Towards A Holistic Landscape of Situated Theory of Mind in Large Language Models
Large Language Models (LLMs) have generated considerable interest and debate regarding their potential emergence of Theory of Mind (ToM). Several recent inquiries reveal a lack of robust ToM in these models and pose a pressing demand to develop new benchmarks, as current ones primarily focus on different aspects of ToM and are prone to shortcuts and data leakage. In this position paper, we seek to answer two road-blocking questions: (1) How can we taxonomize a holistic landscape of machine ToM? (2) What is a more effective evaluation protocol for machine ToM? Following psychological studies, we taxonomize machine ToM into 7 mental state categories and delineate existing benchmarks to identify under-explored aspects of ToM. We argue for a holistic and situated evaluation of ToM to break ToM into individual components and treat LLMs as an agent who is physically situated in environments and socially situated in interactions with humans. Such situated evaluation provides a more comprehensive assessment of mental states and potentially mitigates the risk of shortcuts and data leakage. We further present a pilot study in a grid world setup as a proof of concept.
Introduction. The term theory of mind (ToM, sometimes also referred to as mentalization or mindreading) was first introduced by Premack and Woodruff (1978) as agents’ ability to impute mental states to themselves and others. Many aspects of human cognition and social reasoning rely on ToM modeling of others’ mental states (Gopnik and Wellman, 1992; Baron-Cohen, 1997; Gunning, 2018). This is crucial for understanding and predicting others’ actions (Dennett, 1988), planning over others’ beliefs and next actions (Ho et al., 2022), and various forms of reasoning and decision-making (Pereira et al., 2016; Rusch et al., 2020).
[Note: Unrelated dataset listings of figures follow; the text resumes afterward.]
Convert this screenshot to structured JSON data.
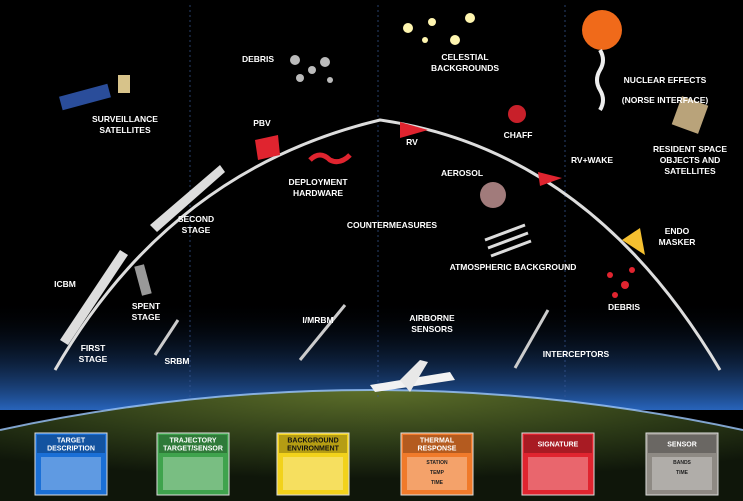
{
  "labels": [
    {
      "lines": [
        "SURVEILLANCE",
        "SATELLITES"
      ]
    },
    {
      "lines": [
        "DEBRIS"
      ]
    },
    {
      "lines": [
        "CELESTIAL",
        "BACKGROUNDS"
      ]
    },
    {
      "lines": [
        "NUCLEAR EFFECTS"
      ]
    },
    {
      "lines": [
        "(NORSE INTERFACE)"
      ]
    },
    {
      "lines": [
        "PBV"
      ]
    },
    {
      "lines": [
        "RV"
      ]
    },
    {
      "lines": [
        "CHAFF"
      ]
    },
    {
      "lines": [
        "RV+WAKE"
      ]
    },
    {
      "lines": [
        "RESIDENT SPACE",
        "OBJECTS AND",
        "SATELLITES"
      ]
    },
    {
      "lines": [
        "DEPLOYMENT",
        "HARDWARE"
      ]
    },
    {
      "lines": [
        "AEROSOL"
      ]
    },
    {
      "lines": [
        "SECOND",
        "STAGE"
      ]
    },
    {
      "lines": [
        "COUNTERMEASURES"
      ]
    },
    {
      "lines": [
        "ENDO",
        "MASKER"
      ]
    },
    {
      "lines": [
        "ATMOSPHERIC BACKGROUND"
      ]
    },
    {
      "lines": [
        "ICBM"
      ]
    },
    {
      "lines": [
        "SPENT",
        "STAGE"
      ]
    },
    {
      "lines": [
        "I/MRBM"
      ]
    },
    {
      "lines": [
        "AIRBORNE",
        "SENSORS"
      ]
    },
    {
      "lines": [
        "INTERCEPTORS"
      ]
    },
    {
      "lines": [
        "DEBRIS"
      ]
    },
    {
      "lines": [
        "FIRST",
        "STAGE"
      ]
    },
    {
      "lines": [
        "SRBM"
      ]
    }
  ],
  "panels": [
    {
      "title": [
        "TARGET",
        "DESCRIPTION"
      ],
      "color": "#1a6fd6",
      "ink": "#fff",
      "small": []
    },
    {
      "title": [
        "TRAJECTORY",
        "TARGET/SENSOR"
      ],
      "color": "#3fa34d",
      "ink": "#fff",
      "small": []
    },
    {
      "title": [
        "BACKGROUND",
        "ENVIRONMENT"
      ],
      "color": "#f2d21b",
      "ink": "#111",
      "small": []
    },
    {
      "title": [
        "THERMAL",
        "RESPONSE"
      ],
      "color": "#f07a2a",
      "ink": "#fff",
      "small": [
        "STATION",
        "TEMP",
        "TIME"
      ]
    },
    {
      "title": [
        "SIGNATURE"
      ],
      "color": "#e0242f",
      "ink": "#fff",
      "small": []
    },
    {
      "title": [
        "SENSOR"
      ],
      "color": "#8e8a84",
      "ink": "#fff",
      "small": [
        "BANDS",
        "TIME"
      ]
    }
  ]
}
Inspired by human ToM, AI researchers have made explicit and implicit efforts to develop a machine ToM for social intelligence: AI agents that engage in social interactions with humans (Krämer et al., 2012; Kennington, 2022) and other agents (Albrecht and Stone, 2018).
Discussion / Conclusion. Consider a mutual and symmetric ToM. ToM is symmetric and mutual in nature, as it originally imputes the mental states of self and others. Prior research is largely limited to passive observer roles (Grant et al., 2017; Nematzadeh et al., 2018; Le et al., 2019; Rabinowitz et al., 2018) or speaker in a speaker-listener relationship (Zhu et al., 2021b; Zhou et al., 2023b). We encourage more studies on how humans and agents build and maintain common ground with a human ToM and a machine ToM through situated communication (Bara et al., 2021; Sclar et al., 2022). Besides, more research is needed to understand if LLMs possess early forms of intrinsic mental states given observation cues of the world. While we need to develop machines that impute the mental states of humans, humans should also develop a theory of AI’s mind (ToAIM) (Chandrasekaran et al., 2017) by understanding the strengths, weaknesses, beliefs, and quirks of these black box language models. Both psychological studies (Bloom, 2002; Tomasello, 2005) and computational simulations (Liu et al., 2023) have demonstrated the effectiveness of ToM, especially intention, in language acquisition.